Not bad for a rookie.
It was the first time he’d ever run the 400 hurdles, he said. The longest he’d gone before was 300 meters in practice. And the race winner in 49.43, Jeshua Anderson, was a three-time NCAA champion for Washington State University with a best of 47.93.
In fact, Eaton’s time would have taken seventh in the USA national championships last year.
Of course, Eaton is world-class in the 110-meter high hurdles, where he has a best of 13.35 seconds. His best in the flat 400-meter dash is 45.64.
Eaton said that before Saturday’s race he had no idea what he would run.
“Now I see 48 [seconds] is possible,” he said. “I don’t see any reason why I wouldn’t be able to run 48,” which — if he means 48.0 — has been done by only several dozen men and would be less than a second off the best of Edwin Moses (47.02), the event’s greatest star.

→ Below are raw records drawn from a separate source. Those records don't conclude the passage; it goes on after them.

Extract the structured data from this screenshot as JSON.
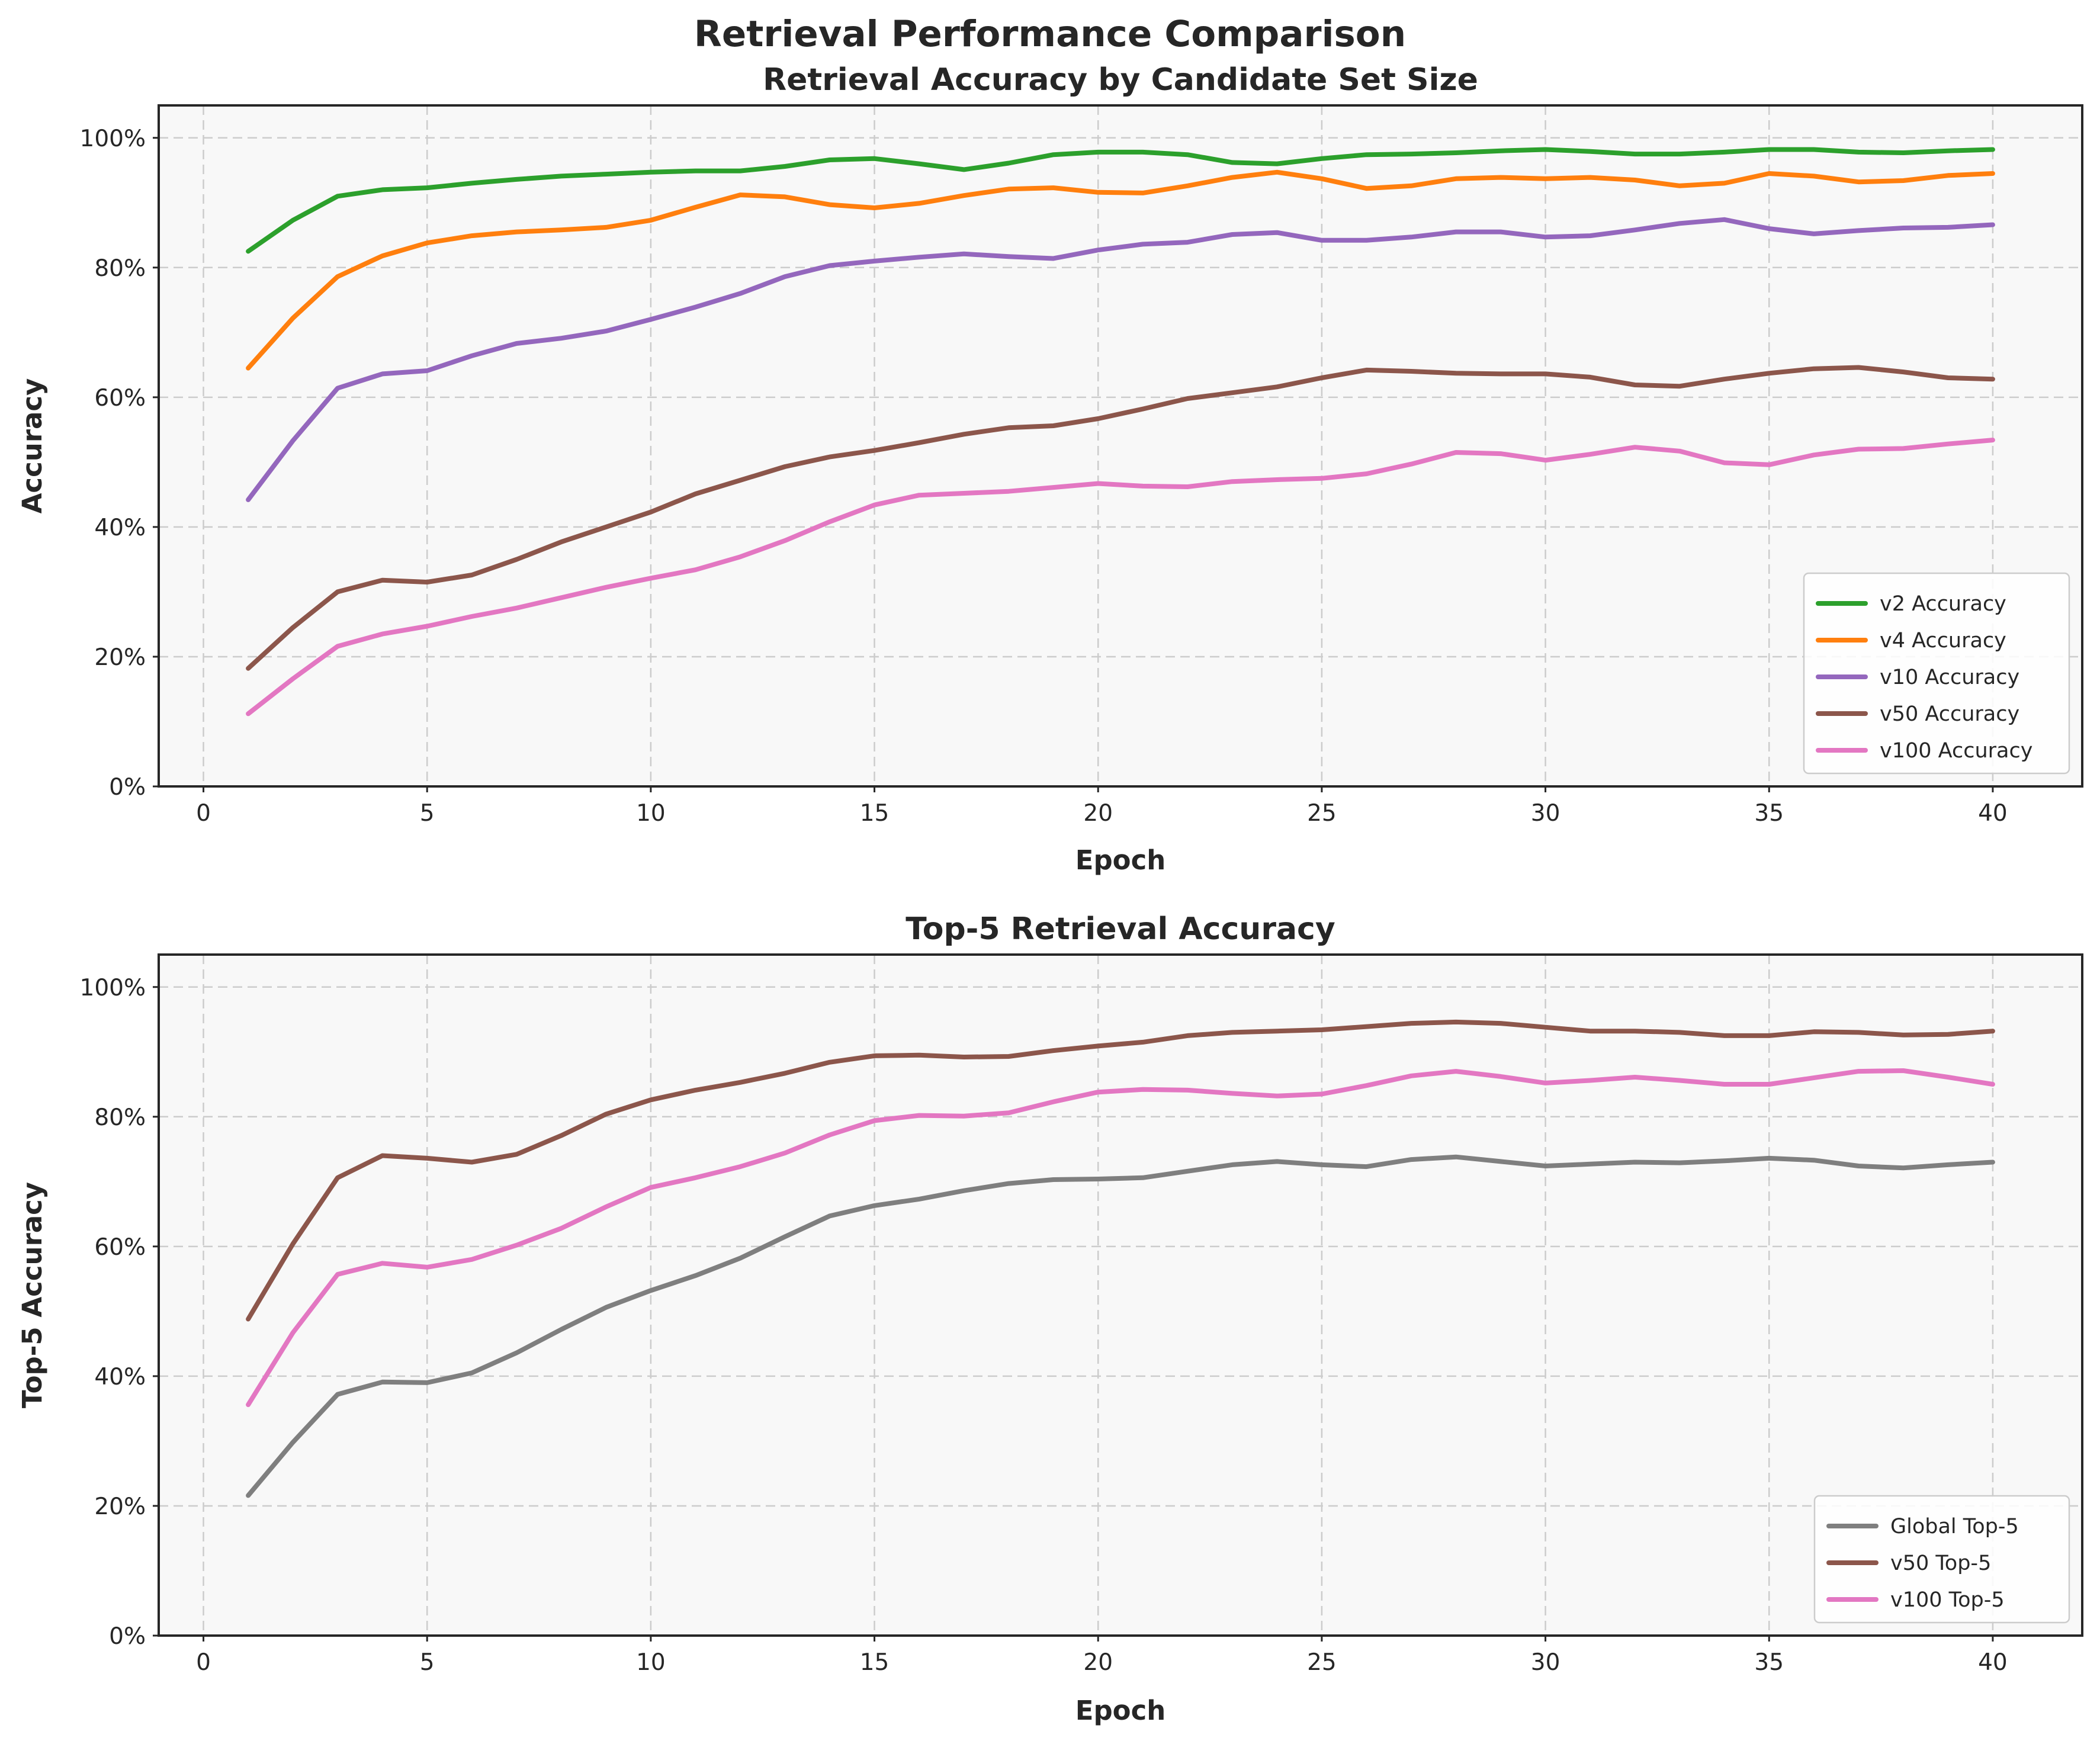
{
  "figure": {
    "suptitle": "Retrieval Performance Comparison"
  },
  "chart_data": [
    {
      "type": "line",
      "title": "Retrieval Accuracy by Candidate Set Size",
      "xlabel": "Epoch",
      "ylabel": "Accuracy",
      "xlim": [
        -1,
        42
      ],
      "ylim": [
        0,
        1.05
      ],
      "xticks": [
        0,
        5,
        10,
        15,
        20,
        25,
        30,
        35,
        40
      ],
      "yticks": [
        0,
        0.2,
        0.4,
        0.6,
        0.8,
        1.0
      ],
      "ytick_labels": [
        "0%",
        "20%",
        "40%",
        "60%",
        "80%",
        "100%"
      ],
      "xtick_labels": [
        "0",
        "5",
        "10",
        "15",
        "20",
        "25",
        "30",
        "35",
        "40"
      ],
      "grid": true,
      "legend_position": "lower-right",
      "x": [
        1,
        2,
        3,
        4,
        5,
        6,
        7,
        8,
        9,
        10,
        11,
        12,
        13,
        14,
        15,
        16,
        17,
        18,
        19,
        20,
        21,
        22,
        23,
        24,
        25,
        26,
        27,
        28,
        29,
        30,
        31,
        32,
        33,
        34,
        35,
        36,
        37,
        38,
        39,
        40
      ],
      "series": [
        {
          "name": "v2 Accuracy",
          "color": "#2ca02c",
          "values": [
            0.825,
            0.873,
            0.91,
            0.92,
            0.923,
            0.93,
            0.936,
            0.941,
            0.944,
            0.947,
            0.949,
            0.949,
            0.956,
            0.966,
            0.968,
            0.96,
            0.951,
            0.961,
            0.974,
            0.978,
            0.978,
            0.974,
            0.962,
            0.96,
            0.968,
            0.974,
            0.975,
            0.977,
            0.98,
            0.982,
            0.979,
            0.975,
            0.975,
            0.978,
            0.982,
            0.982,
            0.978,
            0.977,
            0.98,
            0.982
          ]
        },
        {
          "name": "v4 Accuracy",
          "color": "#ff7f0e",
          "values": [
            0.645,
            0.722,
            0.786,
            0.818,
            0.838,
            0.849,
            0.855,
            0.858,
            0.862,
            0.873,
            0.893,
            0.912,
            0.909,
            0.897,
            0.892,
            0.899,
            0.911,
            0.921,
            0.923,
            0.916,
            0.915,
            0.926,
            0.939,
            0.947,
            0.937,
            0.922,
            0.926,
            0.937,
            0.939,
            0.937,
            0.939,
            0.935,
            0.926,
            0.93,
            0.945,
            0.941,
            0.932,
            0.934,
            0.942,
            0.945
          ]
        },
        {
          "name": "v10 Accuracy",
          "color": "#9467bd",
          "values": [
            0.442,
            0.533,
            0.614,
            0.636,
            0.641,
            0.664,
            0.683,
            0.691,
            0.702,
            0.72,
            0.739,
            0.76,
            0.786,
            0.803,
            0.81,
            0.816,
            0.821,
            0.817,
            0.814,
            0.827,
            0.836,
            0.839,
            0.851,
            0.854,
            0.842,
            0.842,
            0.847,
            0.855,
            0.855,
            0.847,
            0.849,
            0.858,
            0.868,
            0.874,
            0.86,
            0.852,
            0.857,
            0.861,
            0.862,
            0.866
          ]
        },
        {
          "name": "v50 Accuracy",
          "color": "#8c564b",
          "values": [
            0.182,
            0.245,
            0.3,
            0.318,
            0.315,
            0.326,
            0.35,
            0.377,
            0.4,
            0.423,
            0.451,
            0.472,
            0.493,
            0.508,
            0.518,
            0.53,
            0.543,
            0.553,
            0.556,
            0.567,
            0.582,
            0.598,
            0.607,
            0.616,
            0.63,
            0.642,
            0.64,
            0.637,
            0.636,
            0.636,
            0.631,
            0.619,
            0.617,
            0.628,
            0.637,
            0.644,
            0.646,
            0.639,
            0.63,
            0.628
          ]
        },
        {
          "name": "v100 Accuracy",
          "color": "#e377c2",
          "values": [
            0.112,
            0.166,
            0.216,
            0.235,
            0.247,
            0.262,
            0.275,
            0.291,
            0.307,
            0.321,
            0.334,
            0.354,
            0.379,
            0.408,
            0.434,
            0.449,
            0.452,
            0.455,
            0.461,
            0.467,
            0.463,
            0.462,
            0.47,
            0.473,
            0.475,
            0.482,
            0.497,
            0.515,
            0.513,
            0.503,
            0.512,
            0.523,
            0.517,
            0.499,
            0.496,
            0.511,
            0.52,
            0.521,
            0.528,
            0.534
          ]
        }
      ]
    },
    {
      "type": "line",
      "title": "Top-5 Retrieval Accuracy",
      "xlabel": "Epoch",
      "ylabel": "Top-5 Accuracy",
      "xlim": [
        -1,
        42
      ],
      "ylim": [
        0,
        1.05
      ],
      "xticks": [
        0,
        5,
        10,
        15,
        20,
        25,
        30,
        35,
        40
      ],
      "yticks": [
        0,
        0.2,
        0.4,
        0.6,
        0.8,
        1.0
      ],
      "ytick_labels": [
        "0%",
        "20%",
        "40%",
        "60%",
        "80%",
        "100%"
      ],
      "xtick_labels": [
        "0",
        "5",
        "10",
        "15",
        "20",
        "25",
        "30",
        "35",
        "40"
      ],
      "grid": true,
      "legend_position": "lower-right",
      "x": [
        1,
        2,
        3,
        4,
        5,
        6,
        7,
        8,
        9,
        10,
        11,
        12,
        13,
        14,
        15,
        16,
        17,
        18,
        19,
        20,
        21,
        22,
        23,
        24,
        25,
        26,
        27,
        28,
        29,
        30,
        31,
        32,
        33,
        34,
        35,
        36,
        37,
        38,
        39,
        40
      ],
      "series": [
        {
          "name": "Global Top-5",
          "color": "#7f7f7f",
          "values": [
            0.216,
            0.298,
            0.372,
            0.391,
            0.39,
            0.405,
            0.436,
            0.472,
            0.506,
            0.532,
            0.555,
            0.582,
            0.615,
            0.647,
            0.663,
            0.673,
            0.686,
            0.697,
            0.703,
            0.704,
            0.706,
            0.716,
            0.726,
            0.731,
            0.726,
            0.723,
            0.734,
            0.738,
            0.731,
            0.724,
            0.727,
            0.73,
            0.729,
            0.732,
            0.736,
            0.733,
            0.724,
            0.721,
            0.726,
            0.73
          ]
        },
        {
          "name": "v50 Top-5",
          "color": "#8c564b",
          "values": [
            0.488,
            0.604,
            0.706,
            0.74,
            0.736,
            0.73,
            0.742,
            0.771,
            0.804,
            0.826,
            0.841,
            0.853,
            0.867,
            0.884,
            0.894,
            0.895,
            0.892,
            0.893,
            0.902,
            0.909,
            0.915,
            0.925,
            0.93,
            0.932,
            0.934,
            0.939,
            0.944,
            0.946,
            0.944,
            0.938,
            0.932,
            0.932,
            0.93,
            0.925,
            0.925,
            0.931,
            0.93,
            0.926,
            0.927,
            0.932
          ]
        },
        {
          "name": "v100 Top-5",
          "color": "#e377c2",
          "values": [
            0.356,
            0.467,
            0.557,
            0.574,
            0.568,
            0.58,
            0.602,
            0.628,
            0.661,
            0.691,
            0.706,
            0.723,
            0.744,
            0.772,
            0.794,
            0.802,
            0.801,
            0.806,
            0.823,
            0.838,
            0.842,
            0.841,
            0.836,
            0.832,
            0.835,
            0.848,
            0.863,
            0.87,
            0.862,
            0.852,
            0.856,
            0.861,
            0.856,
            0.85,
            0.85,
            0.86,
            0.87,
            0.871,
            0.861,
            0.85
          ]
        }
      ]
    }
  ]
}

Second after Anderson was Miles Ukaoma of Nebraska (49.76). He was trailed by Nigerian Olympian Amaechi Morton at 49.95, an Atlanta-born NCAA champion who came over to congratulate Eaton.
Eaton’s debut at the long hurdles — in lane 6 over 10 barriers around a complete lap — was long-awaited.
Asked why he was tackling the grueling event, the Nike-sponsored athlete said: “It’s an off-year,” with no Olympics of IAAF world outdoor championships. “Something different.”
Eaton said he ran 13 steps between hurdles until the sixth barrier, when he switched to 14 — meaning he switched legs that go over the hurdle first.
The majority of fans posting to the Track & Field News message board were impressed.
“I find that an awesome first go!” said one.
“You aren’t kidding,” said another. “The race is a man-killer and he put up a fantastic first effort.”
A third remarked: “If anyone was expecting [under] 49.50, then they probably don’t really understand our sport. That opener is remarkable.”
“The guy is a beast, a superman for even getting into this event,” said a fourth. “My deepest admiration and respect for the man.”
Eaton’s wife, Canadian Olympian and heptathlete Brianne Theisen-Eaton, also competed at the 56th Mt. SAC Relays under sunny skies and temperatures in the high 70s.
She was a matching fourth in the women’s elite invitational long jump, going 6.38 meters (just under 21 feet) behind event winner Whitney Gipson of Nike, who leaped 6.49 meters (21-3 1/2). And she took sixth in the 100-meter hurdles, clocking 13.08 seconds behind the winning 12.71 of Arkansas State’s Sharika Nelvis.